In awesome sociology news, according to Kathleen Gerson‘s 2010 book The Unfinished Revolution, a strong majority of both women and men, 80% and 70% respectively, say they desire the ideal of an egalitarian marriage where both partners share in breadwinning, housekeeping and childcare responsibilities. This makes me really excited (and maybe even overcomes my depression from reading Arlie Hochschild’s Second Shift).
But deeper examination revealed that women and men view their fallback positions, in absence of the possibility of an egalitarian marriage, very differently. Most men would prefer to fall back on a traditional marriage structure, i.e. with the husband as the breadwinner and the wife as the homemaker. However, most women say they would prefer divorce and raising children alone over resigning themselves to the position of homemaker.

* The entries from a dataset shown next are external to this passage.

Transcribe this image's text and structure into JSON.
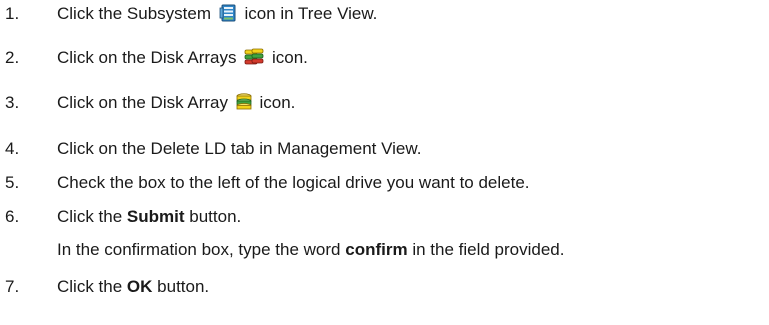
{
  "steps": [
    {
      "number": "1.",
      "before": "Click the Subsystem",
      "icon": "subsystem-icon",
      "after": "icon in Tree View."
    },
    {
      "number": "2.",
      "before": "Click on the Disk Arrays",
      "icon": "disk-arrays-icon",
      "after": "icon."
    },
    {
      "number": "3.",
      "before": "Click on the Disk Array",
      "icon": "disk-array-icon",
      "after": "icon."
    },
    {
      "number": "4.",
      "text": "Click on the Delete LD tab in Management View."
    },
    {
      "number": "5.",
      "text": "Check the box to the left of the logical drive you want to delete."
    },
    {
      "number": "6.",
      "before": "Click the",
      "bold": "Submit",
      "after": "button."
    },
    {
      "note_before": "In the confirmation box, type the word",
      "note_bold": "confirm",
      "note_after": "in the field provided."
    },
    {
      "number": "7.",
      "before": "Click the",
      "bold": "OK",
      "after": "button."
    }
  ],
  "colors": {
    "text": "#1a1a1a",
    "subsystem_icon": "#2f86c8",
    "disk_icon_yellow": "#f2d21a",
    "disk_icon_green": "#3fa33f",
    "disk_icon_red": "#d33a2c"
  }
}
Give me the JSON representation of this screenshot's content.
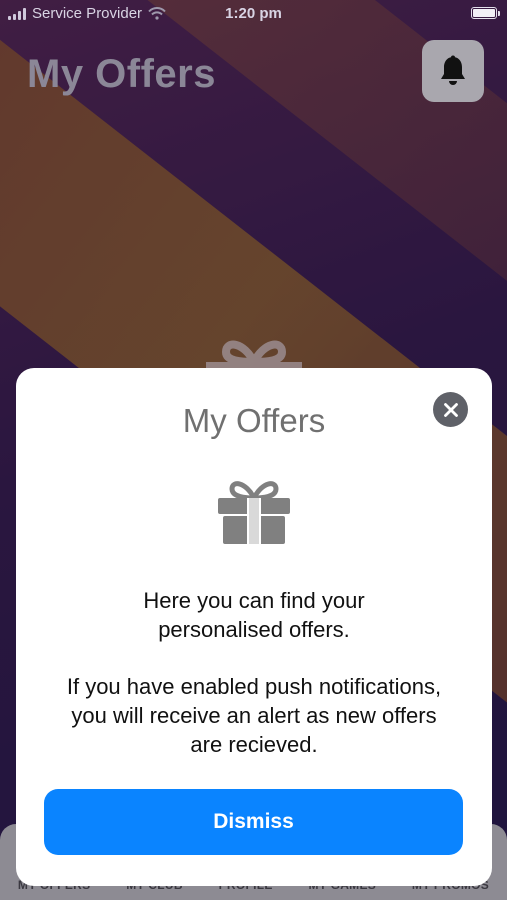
{
  "status_bar": {
    "carrier": "Service Provider",
    "time": "1:20 pm"
  },
  "header": {
    "title": "My Offers",
    "notification_icon": "bell-icon"
  },
  "tab_bar": {
    "tabs": [
      "MY OFFERS",
      "MY CLUB",
      "PROFILE",
      "MY GAMES",
      "MY PROMOS"
    ]
  },
  "modal": {
    "title": "My Offers",
    "icon": "gift-icon",
    "message_line1": "Here you can find your",
    "message_line2": "personalised offers.",
    "message_line3": "If you have enabled push notifications,",
    "message_line4": "you will receive an alert as new offers",
    "message_line5": "are recieved.",
    "dismiss_label": "Dismiss",
    "close_icon": "close-icon"
  },
  "colors": {
    "accent": "#0a84ff",
    "modal_bg": "#ffffff",
    "title_gray": "#707070"
  }
}
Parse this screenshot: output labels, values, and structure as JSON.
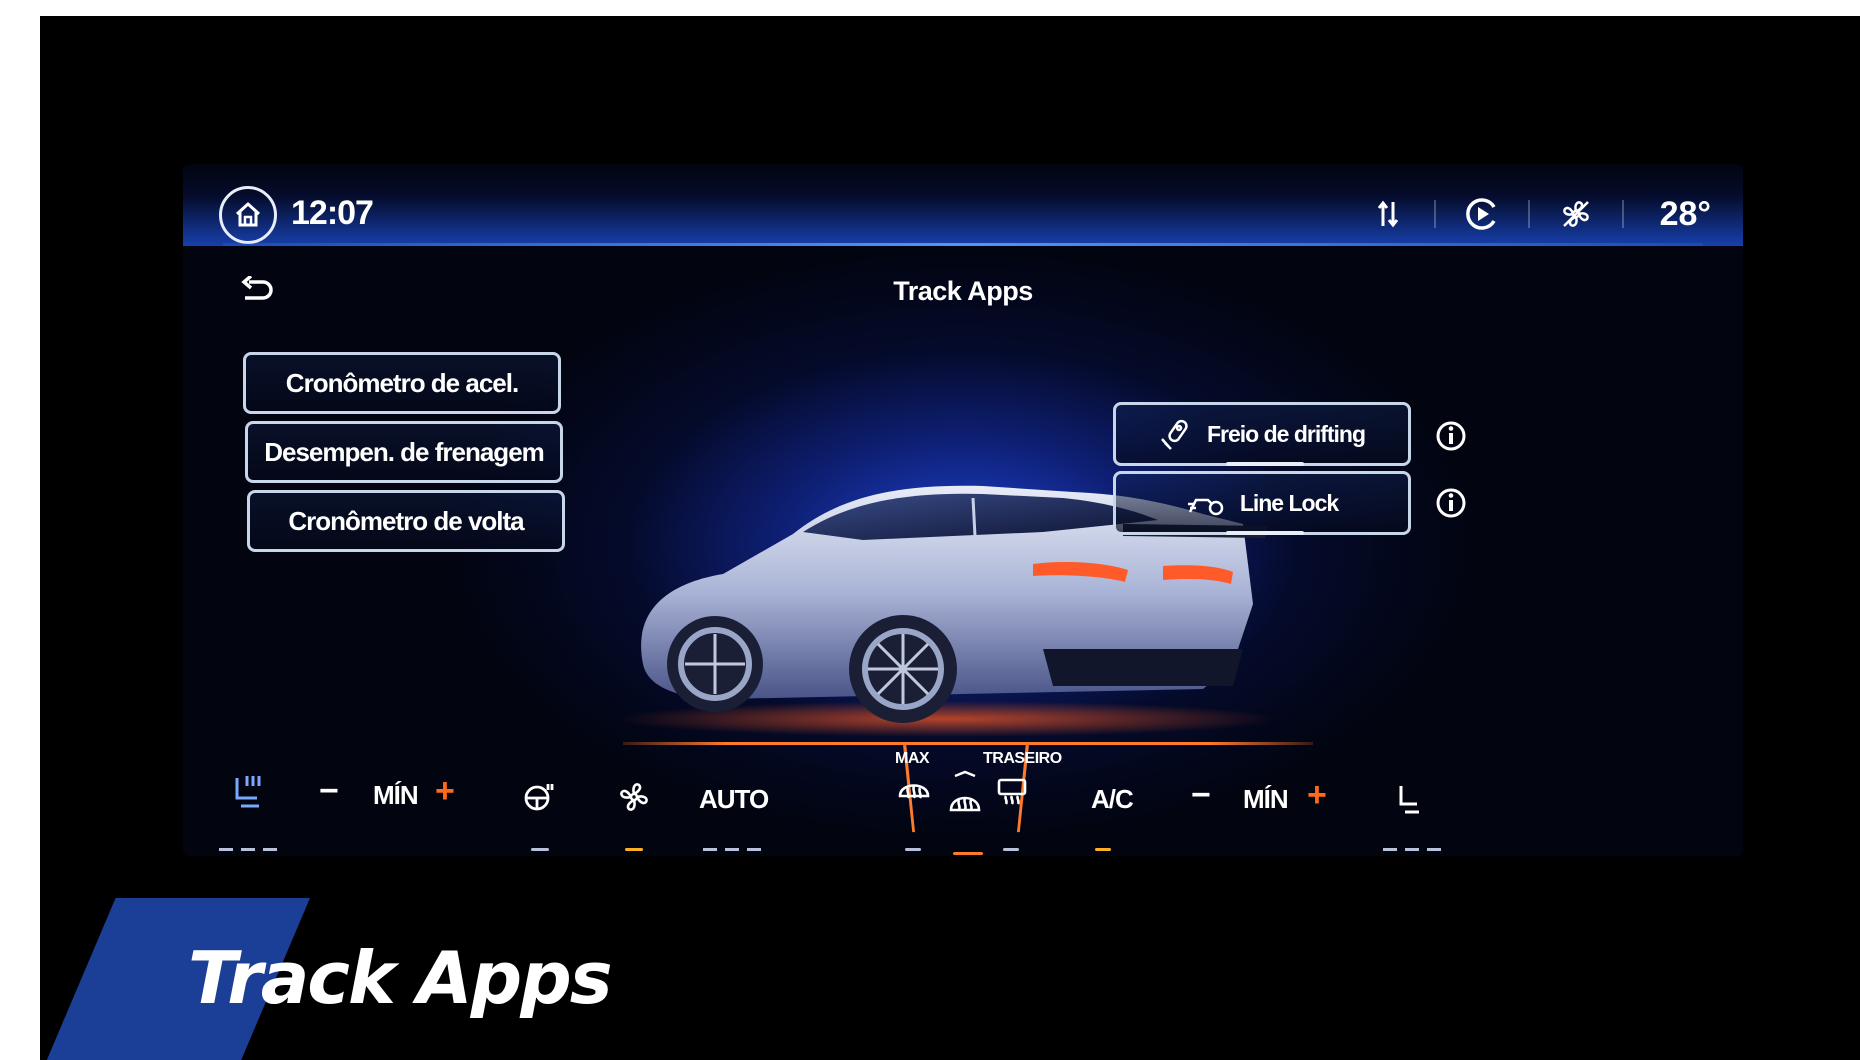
{
  "status_bar": {
    "time": "12:07",
    "temperature": "28°",
    "icons": [
      "home-icon",
      "sort-icon",
      "play-circle-icon",
      "fan-off-icon"
    ]
  },
  "page": {
    "title": "Track Apps",
    "back_icon": "back-icon"
  },
  "menu": [
    {
      "label": "Cronômetro de acel."
    },
    {
      "label": "Desempen. de frenagem"
    },
    {
      "label": "Cronômetro de volta"
    }
  ],
  "side_controls": [
    {
      "label": "Freio de drifting",
      "icon": "drift-brake-icon"
    },
    {
      "label": "Line Lock",
      "icon": "line-lock-icon"
    }
  ],
  "climate": {
    "left_temp": "MÍN",
    "right_temp": "MÍN",
    "auto_label": "AUTO",
    "max_label": "MAX",
    "rear_label": "TRASEIRO",
    "ac_label": "A/C",
    "minus": "−",
    "plus": "+"
  },
  "banner": {
    "title": "Track Apps"
  },
  "colors": {
    "accent": "#ff7a2a",
    "screen_glow": "#1e46dc",
    "banner_blue": "#1b3f96"
  }
}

Sociological Images recently posted the image below, demonstrating the disparity between women’s and men’s fallback positions.

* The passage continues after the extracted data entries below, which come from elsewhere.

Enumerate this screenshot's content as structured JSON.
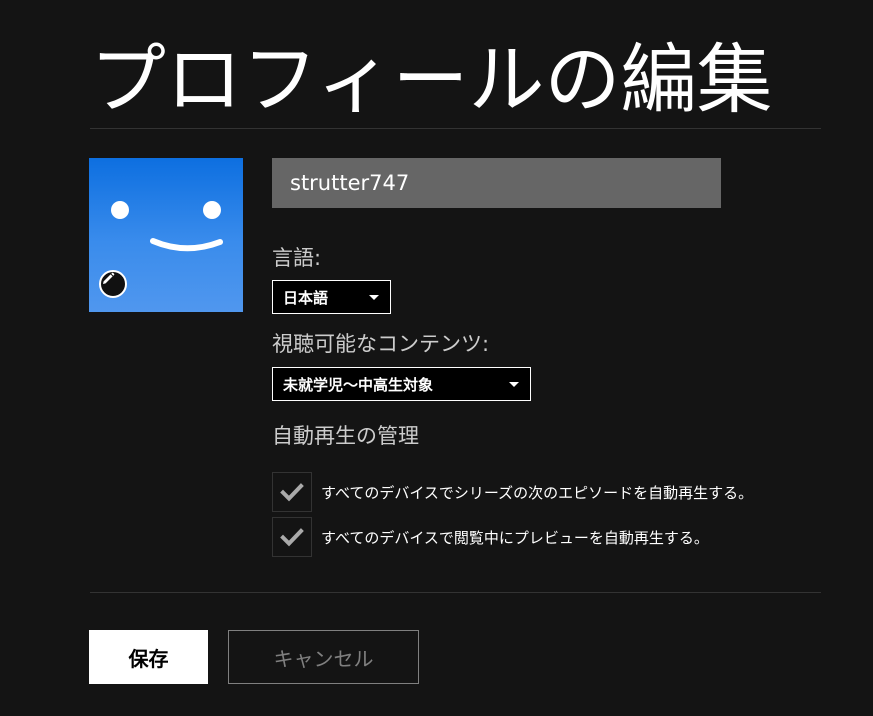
{
  "page": {
    "title": "プロフィールの編集"
  },
  "profile": {
    "name_value": "strutter747",
    "avatar_icon": "smiley-face-icon",
    "avatar_color": "#0d6fe0",
    "edit_icon": "pencil-icon"
  },
  "language": {
    "label": "言語:",
    "selected": "日本語"
  },
  "maturity": {
    "label": "視聴可能なコンテンツ:",
    "selected": "未就学児〜中高生対象"
  },
  "autoplay": {
    "title": "自動再生の管理",
    "options": [
      {
        "label": "すべてのデバイスでシリーズの次のエピソードを自動再生する。",
        "checked": true
      },
      {
        "label": "すべてのデバイスで閲覧中にプレビューを自動再生する。",
        "checked": true
      }
    ]
  },
  "actions": {
    "save_label": "保存",
    "cancel_label": "キャンセル"
  }
}
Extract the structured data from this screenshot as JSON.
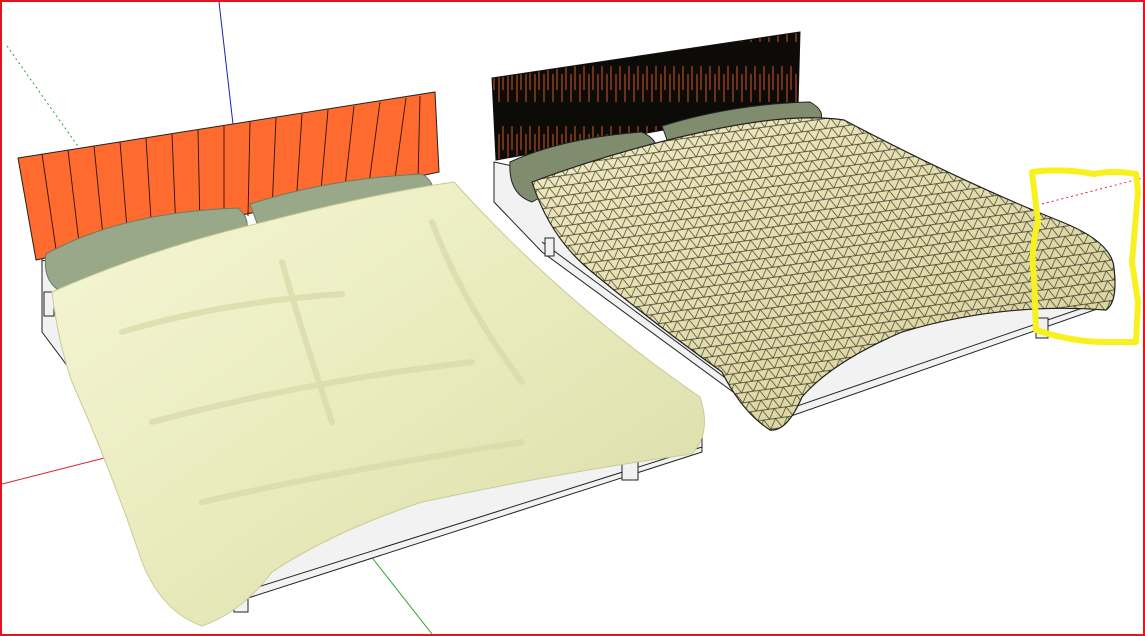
{
  "window": {
    "title": "",
    "border_color": "#e8141c"
  },
  "viewport": {
    "background": "#ffffff",
    "axes": {
      "red_axis_color": "#d9262b",
      "green_axis_color": "#2aa52a",
      "blue_axis_color": "#1c22b8"
    }
  },
  "models": [
    {
      "id": "bed-left",
      "render_style": "smooth-shaded",
      "headboard_color": "#ff6a2f",
      "sheet_color": "#eef0c2",
      "pillow_color": "#9aa88a",
      "frame_color": "#f2f2f2"
    },
    {
      "id": "bed-right",
      "render_style": "wireframe-mesh",
      "headboard_color": "#0d0b08",
      "sheet_color": "#e9e3b4",
      "pillow_color": "#7f8c6d",
      "frame_color": "#f2f2f2"
    }
  ],
  "annotation": {
    "shape": "bracket",
    "color": "#f7f11f"
  }
}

What! Awesome! (Kind of.) While it’s still a little depressing that men view the fallback to traditional family structures as the second-best option, it is still a huge cultural shift in the past 50 years to have changed women’s notions of identity and personal success. Next thing you know, they’ll be insisting on equal pay too!
The adage that marriage means “two become one, and one becomes the husband” is no longer true. Sure ladies would like a partner, but they don’t want that to mean that they need to give up their own career and identity. As noted in the Sociological Images post on this, “in fact, despite men’s insistence on being breadwinners, women are more likely than men to say they value success in a high-paying career,” as shown in this graph from the Pew Research Center.

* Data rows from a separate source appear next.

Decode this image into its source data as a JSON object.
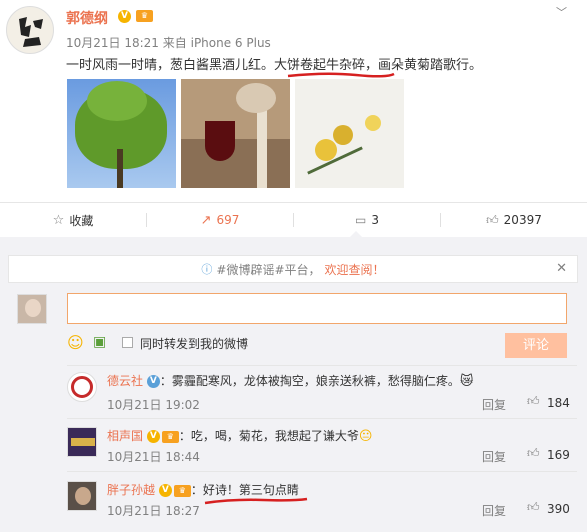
{
  "post": {
    "author": "郭德纲",
    "time": "10月21日 18:21",
    "source_prefix": "来自",
    "source": "iPhone 6 Plus",
    "text_a": "一时风雨一时晴，葱白酱黑酒儿红。",
    "text_b": "大饼卷起牛杂碎",
    "text_c": "，画朵黄菊踏歌行。"
  },
  "actions": {
    "favorite": "收藏",
    "repost": "697",
    "comment": "3",
    "like": "20397"
  },
  "notice": {
    "prefix": "#微博辟谣#平台，",
    "link": "欢迎查阅！"
  },
  "composer": {
    "value": "",
    "also_repost": "同时转发到我的微博",
    "submit": "评论"
  },
  "comments": [
    {
      "user": "德云社",
      "text": "：雾霾配寒风，龙体被掏空，娘亲送秋裤，愁得脑仁疼。",
      "time": "10月21日 19:02",
      "reply": "回复",
      "likes": "184"
    },
    {
      "user": "相声国",
      "text": "：吃，喝，菊花，我想起了谦大爷",
      "time": "10月21日 18:44",
      "reply": "回复",
      "likes": "169"
    },
    {
      "user": "胖子孙越",
      "text": "：好诗！第三句点睛",
      "time": "10月21日 18:27",
      "reply": "回复",
      "likes": "390"
    }
  ],
  "colors": {
    "accent": "#eb7350",
    "underline": "#d62020",
    "badge": "#f6b400"
  }
}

I am excited by all this data and discussion about what women value in the career vs. family dichotomy, and the fact that most women refuse to accept career vs. family as a dichotomous zero sum game (the women Gerson interviewed did say they’d prefer to raise kids alone than be a housewife). The optimistic part of me thinks that it’s only a matter of time before men are forced to catch up to this cultural shift if they want successful partnerships too.